In 2007, Mattel and Fisher-Price introduced over 2 million defective toys into the consumer marketplace which were manufactured in China and contained illegal levels of lead. Because lead can cause irreversible brain damage, the toy companies ended up recalling more than 21 million toys. This week, Mattel and Fisher-Price have agreed to settle the 22 resulting class action lawsuits filed against them, which would compensate millions of families who purchased the defective toys. If approved by the court, this landmark settlement could exceed $50 million. This comes on the heels of Mattel paying $12 million to 39 states to end investigations into lead content in toys and a $2.3 million civil penalty imposed by the federal government for exceeding legal lead paint limits.

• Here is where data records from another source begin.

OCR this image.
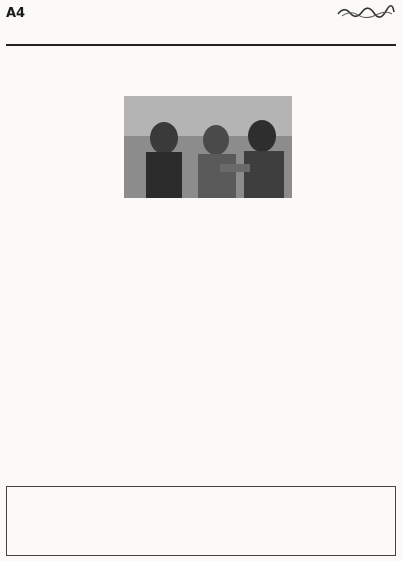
A4
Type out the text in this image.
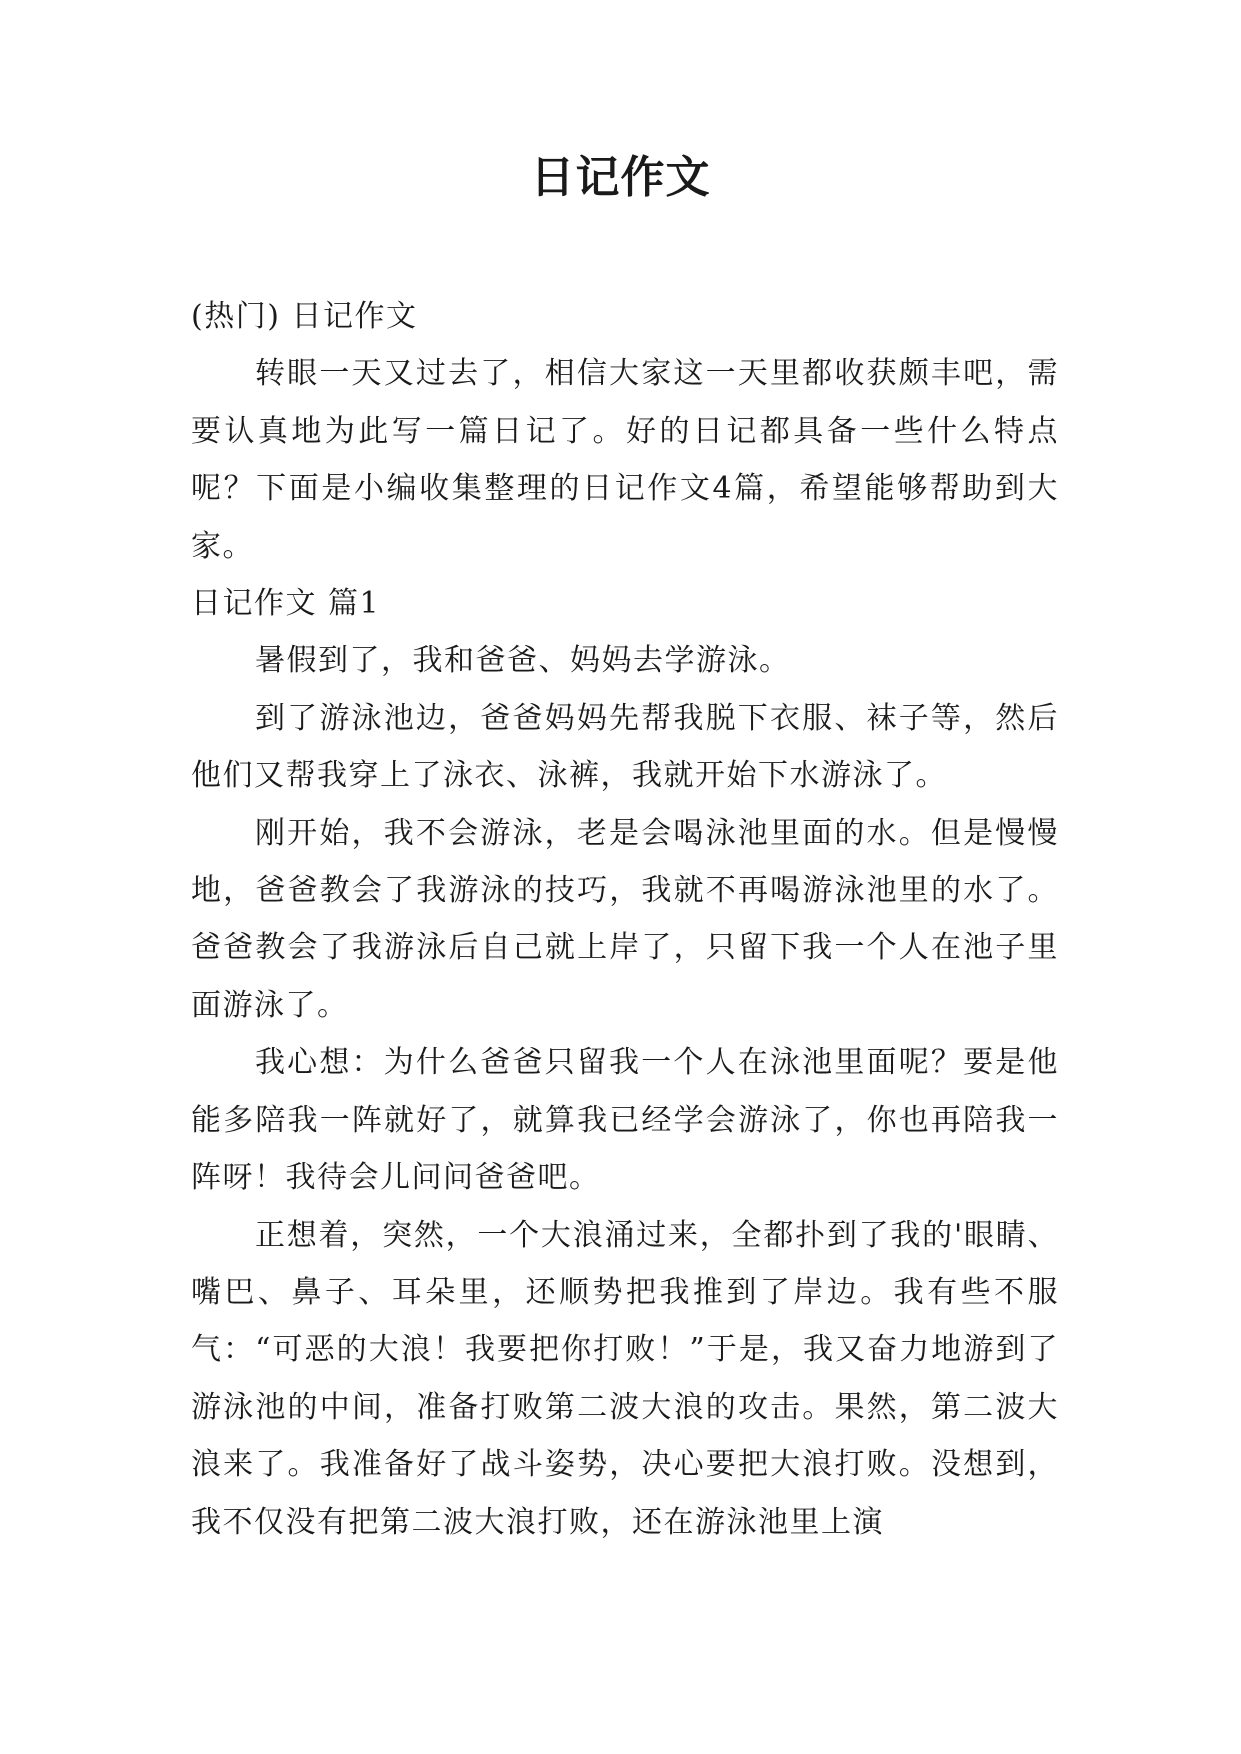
日记作文

(热门) 日记作文

转眼一天又过去了，相信大家这一天里都收获颇丰吧，需要认真地为此写一篇日记了。好的日记都具备一些什么特点呢？下面是小编收集整理的日记作文4篇，希望能够帮助到大家。

日记作文 篇1

暑假到了，我和爸爸、妈妈去学游泳。

到了游泳池边，爸爸妈妈先帮我脱下衣服、袜子等，然后他们又帮我穿上了泳衣、泳裤，我就开始下水游泳了。

刚开始，我不会游泳，老是会喝泳池里面的水。但是慢慢地，爸爸教会了我游泳的技巧，我就不再喝游泳池里的水了。爸爸教会了我游泳后自己就上岸了，只留下我一个人在池子里面游泳了。

我心想：为什么爸爸只留我一个人在泳池里面呢？要是他能多陪我一阵就好了，就算我已经学会游泳了，你也再陪我一阵呀！我待会儿问问爸爸吧。

正想着，突然，一个大浪涌过来，全都扑到了我的'眼睛、嘴巴、鼻子、耳朵里，还顺势把我推到了岸边。我有些不服气：“可恶的大浪！我要把你打败！”于是，我又奋力地游到了游泳池的中间，准备打败第二波大浪的攻击。果然，第二波大浪来了。我准备好了战斗姿势，决心要把大浪打败。没想到，我不仅没有把第二波大浪打败，还在游泳池里上演
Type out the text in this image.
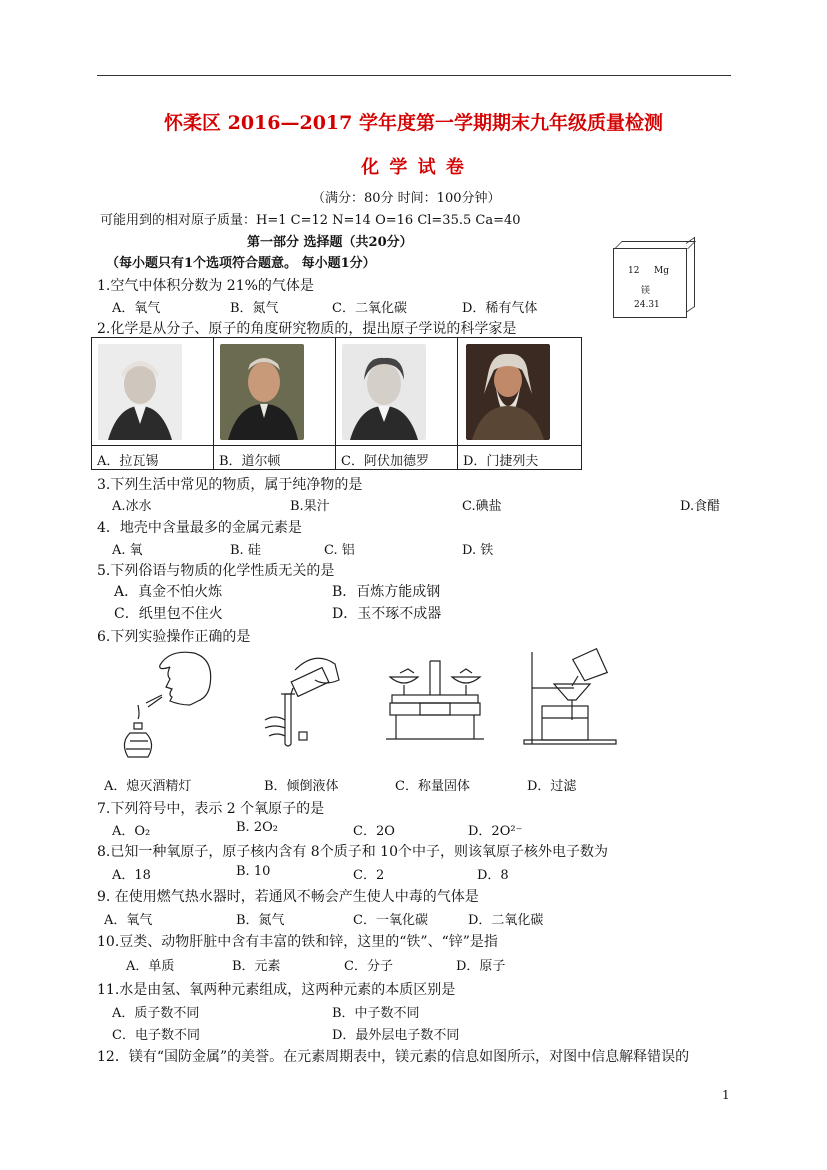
怀柔区 2016—2017 学年度第一学期期末九年级质量检测
化 学 试 卷
（满分：80分 时间：100分钟）
可能用到的相对原子质量：H=1 C=12 N=14 O=16 Cl=35.5 Ca=40
第一部分 选择题（共20分）
（每小题只有1个选项符合题意。 每小题1分）	12 Mg
镁
24.31
1.空气中体积分数为 21%的气体是
A．氧气	B．氮气	C．二氧化碳	D．稀有气体
2.化学是从分子、原子的角度研究物质的，提出原子学说的科学家是
A．拉瓦锡	B．道尔顿	C．阿伏加德罗	D．门捷列夫
3.下列生活中常见的物质，属于纯净物的是
A.冰水	B.果汁	C.碘盐	D.食醋
4．地壳中含量最多的金属元素是
A. 氧	B. 硅	C. 铝	D. 铁
5.下列俗语与物质的化学性质无关的是
A．真金不怕火炼	B．百炼方能成钢
C．纸里包不住火	D．玉不琢不成器
6.下列实验操作正确的是
A．熄灭酒精灯	B．倾倒液体	C．称量固体	D．过滤
7.下列符号中，表示 2 个氧原子的是
A．O₂	B. 2O₂	C．2O	D．2O²⁻
8.已知一种氧原子，原子核内含有 8个质子和 10个中子，则该氧原子核外电子数为
A．18	B. 10	C．2	D．8
9. 在使用燃气热水器时，若通风不畅会产生使人中毒的气体是
A．氧气	B．氮气	C．一氧化碳	D．二氧化碳
10.豆类、动物肝脏中含有丰富的铁和锌，这里的“铁”、“锌”是指
A．单质	B．元素	C．分子	D．原子
11.水是由氢、氧两种元素组成，这两种元素的本质区别是
A．质子数不同	B．中子数不同
C．电子数不同	D．最外层电子数不同
12．镁有“国防金属”的美誉。在元素周期表中，镁元素的信息如图所示，对图中信息解释错误的
1
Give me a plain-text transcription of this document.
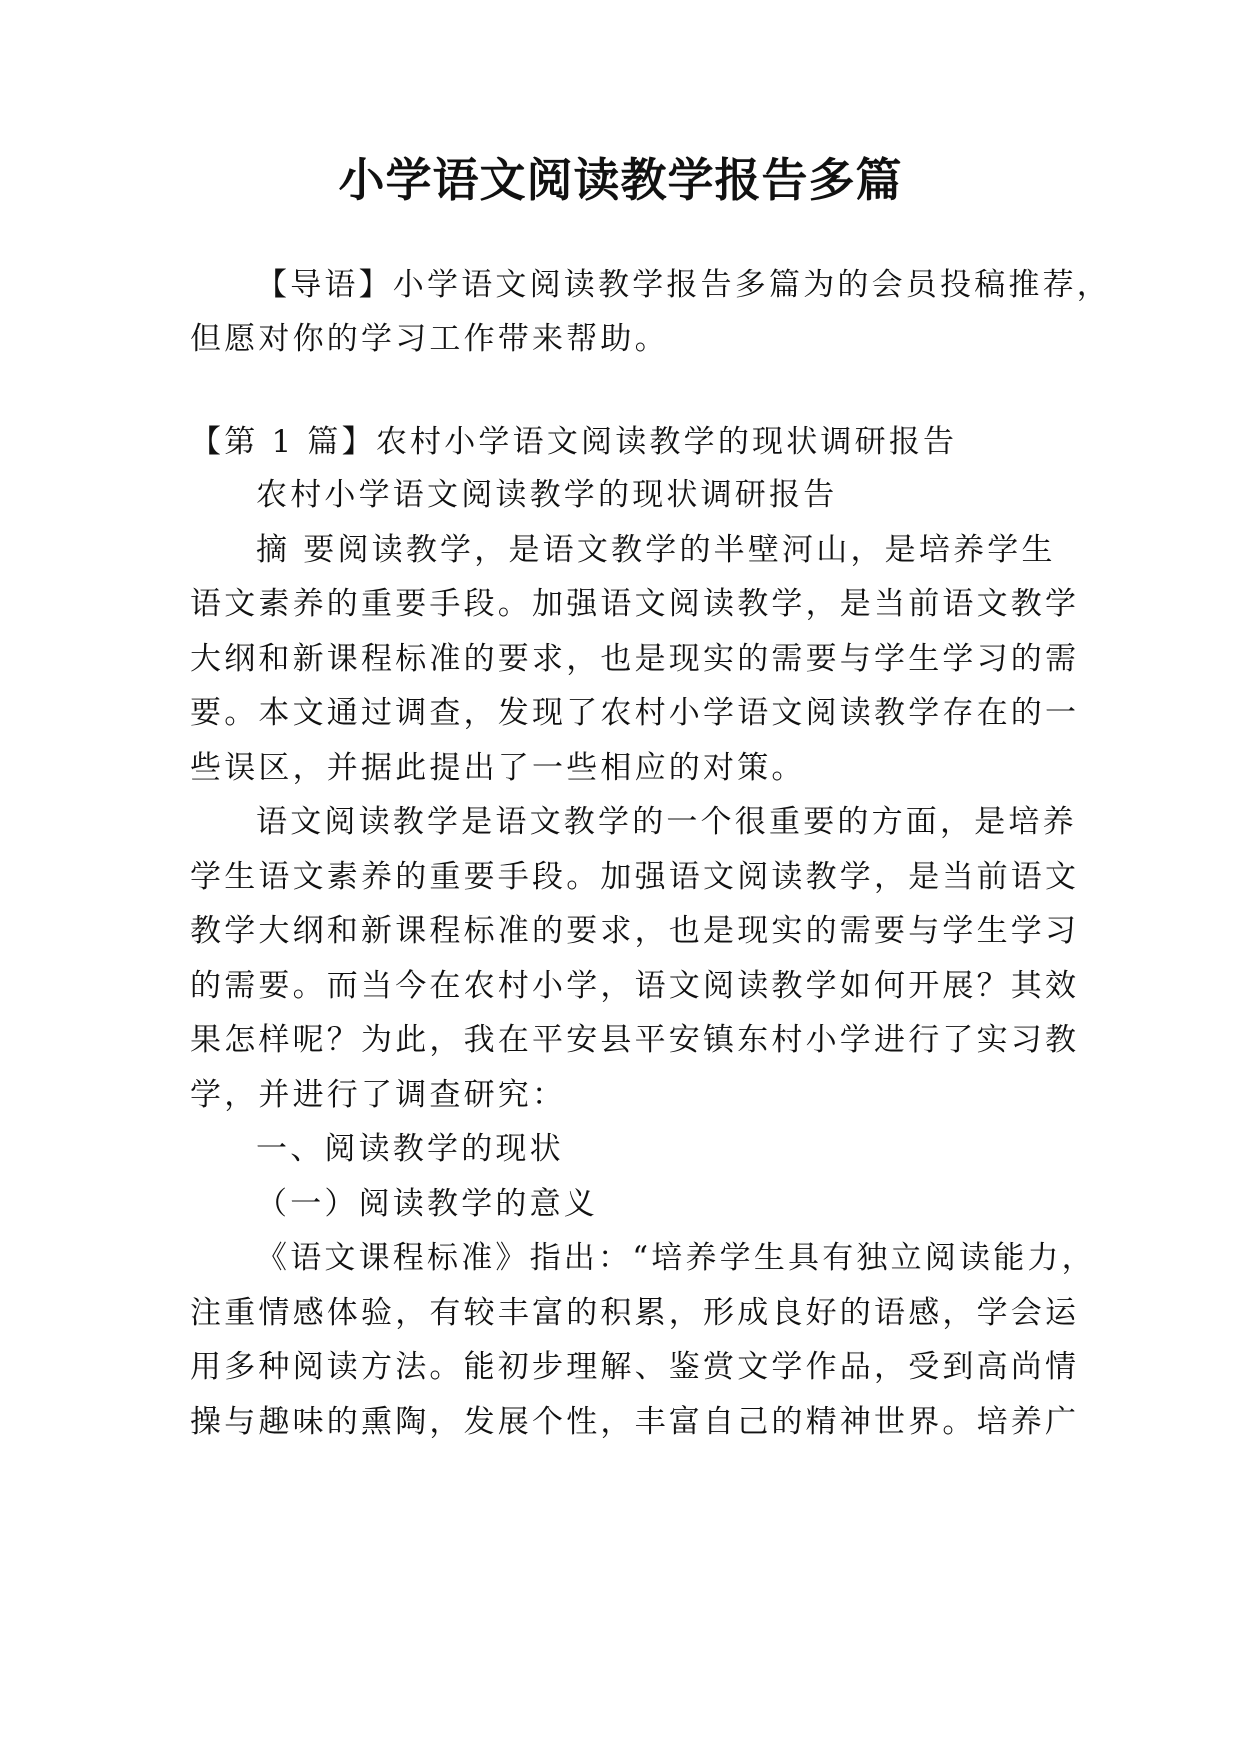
小学语文阅读教学报告多篇
【导语】小学语文阅读教学报告多篇为的会员投稿推荐，
但愿对你的学习工作带来帮助。
【第 1 篇】农村小学语文阅读教学的现状调研报告
农村小学语文阅读教学的现状调研报告
摘 要阅读教学，是语文教学的半壁河山，是培养学生
语文素养的重要手段。加强语文阅读教学，是当前语文教学
大纲和新课程标准的要求，也是现实的需要与学生学习的需
要。本文通过调查，发现了农村小学语文阅读教学存在的一
些误区，并据此提出了一些相应的对策。
语文阅读教学是语文教学的一个很重要的方面，是培养
学生语文素养的重要手段。加强语文阅读教学，是当前语文
教学大纲和新课程标准的要求，也是现实的需要与学生学习
的需要。而当今在农村小学，语文阅读教学如何开展？其效
果怎样呢？为此，我在平安县平安镇东村小学进行了实习教
学，并进行了调查研究：
一、阅读教学的现状
（一）阅读教学的意义
《语文课程标准》指出：“培养学生具有独立阅读能力，
注重情感体验，有较丰富的积累，形成良好的语感，学会运
用多种阅读方法。能初步理解、鉴赏文学作品，受到高尚情
操与趣味的熏陶，发展个性，丰富自己的精神世界。培养广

It was the influx and subsequent recall of these defective toys that prompted significant governmental and consumer demands for higher safety standards. In fact, this recall prompted the U.S.'s implementation of the Consumer Product Safety Improvement Act of 2008, a dramatic piece of legislation which has awakened the Consumer Product Safety Commission and has required many businesses to implement dramatic new safety standards, which include lower limits of lead and phthalates, third party testing, warning labels and packaging standards which improve the efficiency of recalls. Ironically, the government has recently exempted Mattel from the third party testing requirement and allowed Mattel to conduct its own internal testing.
The Consumer Product Safety Act is still under development and affects a significant number of consumer products, particularly children's products.